Oh that sucks about the tank not being a 100 gallon. That's the only problem with craigslist, sometimes you just never know what you are really getting.


----------



## lohachata (Jan 27, 2006)

both cichlids are convicts..one pink and the other common..they find small fish like tetras very tasty...the gourami will also get mean..the tinfoil barb will exceed 16 inches..the other barb will stay under 8 inches..
you should call the clown that you got the tank from..not kosher misrepresenting it like that..it takes it from a bargain to a rip off.....i would be showing up at his house with snarling dogs and automatic weapons..


----------



## Dragonbeards (Dec 14, 2008)

Eh, I would but, I feel bad for her because she is disabled. Trying to turn lemons into lemonade though. Tank is getting fixed up, it actually looks presentable now (it did look terrible), and I made a list of everything it came with, so I'm gonna post that on the add.


----------



## Dragonbeards (Dec 14, 2008)

llamas said:


> I am not exactly sure how compatible that gourami may be with the tetras. It's an opaline or three spot (both are the same, just a color variation). He will get to be about 6 inches long. These gouramis are quite peaceful when young, but as they grow older, they can become more territorial and attack smaller fish. Neons are quite small, so I would avoid it to be on the safe side. You can always recommend a dwarf gourami. Your sister would probably like the powder blue....


Thinking about that, I think it may make a good Christmas present for her, a dwarf that is. I'm not entirely sure how I would hide it (that is, once it get nearer the time), but I could figure out something. Thanks.


----------



## Gourami Swami (Jul 4, 2006)

If you do sell the 55 for a larger tank, like a 75 or 90, the stock list you posted would be fine except, in my opinion, for the bichirs and ropefish. These fish can be very problematic, and i can almost guaruntee you the bichirs will attempt to eat the smaller loaches and catfish.


----------



## Dragonbeards (Dec 14, 2008)

Hmm... see that's a problem. I already have one bichir, it came with my 20g from people who knew less than my dog about fish. That's what the tank is centered around. How do you suggest I change the list? I really would like to hang onto the bichir, and one of the reasons my parents are lettingn me get it in the first place is because it's for him 

The ropefish can be removed from the list though, or I could change out the loaches for something a little bigger.


----------



## Gourami Swami (Jul 4, 2006)

If your sticking with the bichir it would be risky to put any smaller fish in, especially slim-bodied ones. Youd be best sticking with fish 4' and over, full bodied. even then ita a gamble but the odds are alot better  I only say this because ive had a senegal bichir (10") attempt to eat a 6" pictus cat that i thought would be fine in the tank. The bichir choked and they both died in the encounter.


----------



## Dragonbeards (Dec 14, 2008)

Hmm....

6 Upside-down Catfish (Synodontis nigriventris)
1 Angel Catfish (Synodontis angelicus)
1 Striped Catfish (Synodontis flavitaeniatus)
1 Algae Eater (undecided)
2 Ropefish (Erpetoichthys calabaricus)
2 Senegal Bichirs (Polypterus senegalus)
8 Giant Danios (Danio aequipinnatus)

That look good? Or is there anything else I should remove? The only other thing that is stuck on that list is the Giant Danios. Another fish that came from the 20g.
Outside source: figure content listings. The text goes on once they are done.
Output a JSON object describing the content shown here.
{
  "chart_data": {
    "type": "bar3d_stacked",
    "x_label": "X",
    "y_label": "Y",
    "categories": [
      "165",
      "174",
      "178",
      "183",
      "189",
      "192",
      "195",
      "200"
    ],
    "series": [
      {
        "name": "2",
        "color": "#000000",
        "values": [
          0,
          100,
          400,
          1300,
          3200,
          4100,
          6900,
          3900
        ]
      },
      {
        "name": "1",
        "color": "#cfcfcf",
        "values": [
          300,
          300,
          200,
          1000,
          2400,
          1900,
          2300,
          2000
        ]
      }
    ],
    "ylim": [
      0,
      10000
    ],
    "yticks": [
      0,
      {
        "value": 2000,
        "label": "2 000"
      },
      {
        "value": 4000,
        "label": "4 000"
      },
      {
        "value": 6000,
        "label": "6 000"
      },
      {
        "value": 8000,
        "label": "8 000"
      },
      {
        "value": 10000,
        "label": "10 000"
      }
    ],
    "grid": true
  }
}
Gee, now the list is looking really empty...


----------



## Gourami Swami (Jul 4, 2006)

Well again, the upside down cats, striped cat and giant danios do pose a problem with the bichirs. The danios if full grown would be alright. You could try that stocking and you might be just fine, sometimes bichirs are pretty placid. But then again, sometimes theyre not,


----------



## Dragonbeards (Dec 14, 2008)

Yeah, the one I have, he's about 4" right now, been living with the one danio who's pretty big, 4" also. What I might do is use the 20g as a grow out when I start stocking some of the smaller fish. That way they will have a chance to grow a bit before they get put in with the big ones. Thanks for the help


----------



## Gourami Swami (Jul 4, 2006)

No problem, the 20g grow out sounds like a good idea


----------